Even the Metropolitan Police saw fit to reassure Londoners, tweeting: “We are aware of ­reports of a strong, noxious, gas-like smell in some boroughs. No risks to public.”

In Tunbridge Wells, 120 miles north of Rouen, the proprietor of a spa presumed her premises were ablaze. “I could definitely smell burning,” said Keri Bond, manager of Champneys. “We were going into every room and smelling to see if there was a fire.”

In a statement, the Health Protection Agency said: “The smell drifting over southern England poses no risk to public health. It is caused by a particularly smelly chemical added to odourless natural gas to give that its characteristic smell.

“It is not toxic and has also been diluted before entering the air over England, so people should be reassured it will cause no harm and will disperse.”
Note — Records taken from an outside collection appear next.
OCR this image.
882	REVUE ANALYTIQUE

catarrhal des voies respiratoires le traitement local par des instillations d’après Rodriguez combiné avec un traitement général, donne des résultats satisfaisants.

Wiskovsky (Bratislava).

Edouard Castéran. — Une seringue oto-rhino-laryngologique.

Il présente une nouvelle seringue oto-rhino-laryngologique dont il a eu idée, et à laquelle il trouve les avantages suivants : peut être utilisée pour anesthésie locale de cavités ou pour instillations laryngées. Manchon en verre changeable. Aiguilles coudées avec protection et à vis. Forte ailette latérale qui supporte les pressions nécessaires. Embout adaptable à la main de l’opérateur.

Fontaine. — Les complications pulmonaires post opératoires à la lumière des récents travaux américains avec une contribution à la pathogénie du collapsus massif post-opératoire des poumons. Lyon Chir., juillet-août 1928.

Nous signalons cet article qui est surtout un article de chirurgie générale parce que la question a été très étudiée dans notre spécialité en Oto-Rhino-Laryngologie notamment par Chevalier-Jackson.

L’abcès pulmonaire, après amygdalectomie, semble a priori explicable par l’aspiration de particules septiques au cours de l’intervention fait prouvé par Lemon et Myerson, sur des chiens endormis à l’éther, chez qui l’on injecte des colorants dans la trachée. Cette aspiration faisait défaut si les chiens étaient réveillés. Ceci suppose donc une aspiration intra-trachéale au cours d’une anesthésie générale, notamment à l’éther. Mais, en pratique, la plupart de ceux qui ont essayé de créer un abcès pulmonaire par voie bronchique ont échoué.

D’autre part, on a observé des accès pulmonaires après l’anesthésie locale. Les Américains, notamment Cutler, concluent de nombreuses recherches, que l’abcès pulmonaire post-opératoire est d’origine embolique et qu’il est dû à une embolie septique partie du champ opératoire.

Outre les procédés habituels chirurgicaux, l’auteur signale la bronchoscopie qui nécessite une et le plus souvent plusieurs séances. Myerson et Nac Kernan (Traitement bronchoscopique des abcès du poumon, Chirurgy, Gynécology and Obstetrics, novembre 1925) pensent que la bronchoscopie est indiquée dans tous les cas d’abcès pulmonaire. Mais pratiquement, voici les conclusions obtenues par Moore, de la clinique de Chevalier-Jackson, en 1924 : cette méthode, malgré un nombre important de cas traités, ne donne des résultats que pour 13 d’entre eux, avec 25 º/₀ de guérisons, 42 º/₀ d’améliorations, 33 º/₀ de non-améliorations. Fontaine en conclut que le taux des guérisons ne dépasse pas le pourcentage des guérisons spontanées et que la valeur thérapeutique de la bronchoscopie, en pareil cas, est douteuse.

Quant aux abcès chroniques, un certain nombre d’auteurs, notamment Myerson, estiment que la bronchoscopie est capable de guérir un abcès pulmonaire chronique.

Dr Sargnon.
Last night, French ecology minister Delphine Batho said she was cutting short a trip to Germany to head for Rouen to oversee the clean-up operation.

Five years ago, Londoners were left clutching their stomachs after ill winds brought the stink of muck, spread by Dutch farmers, across the Channel.

l A fuel leak forced homes and businesses to be evacuated in North Ayrshire yesterday. Firefighters were called to Main Street, Beith, about 9am after reports of a strong smell of petrol from drains, powerful enough to cause nausea and headaches. The street was evacuated, with residents bussed to a community hall in nearby Kilbirnie.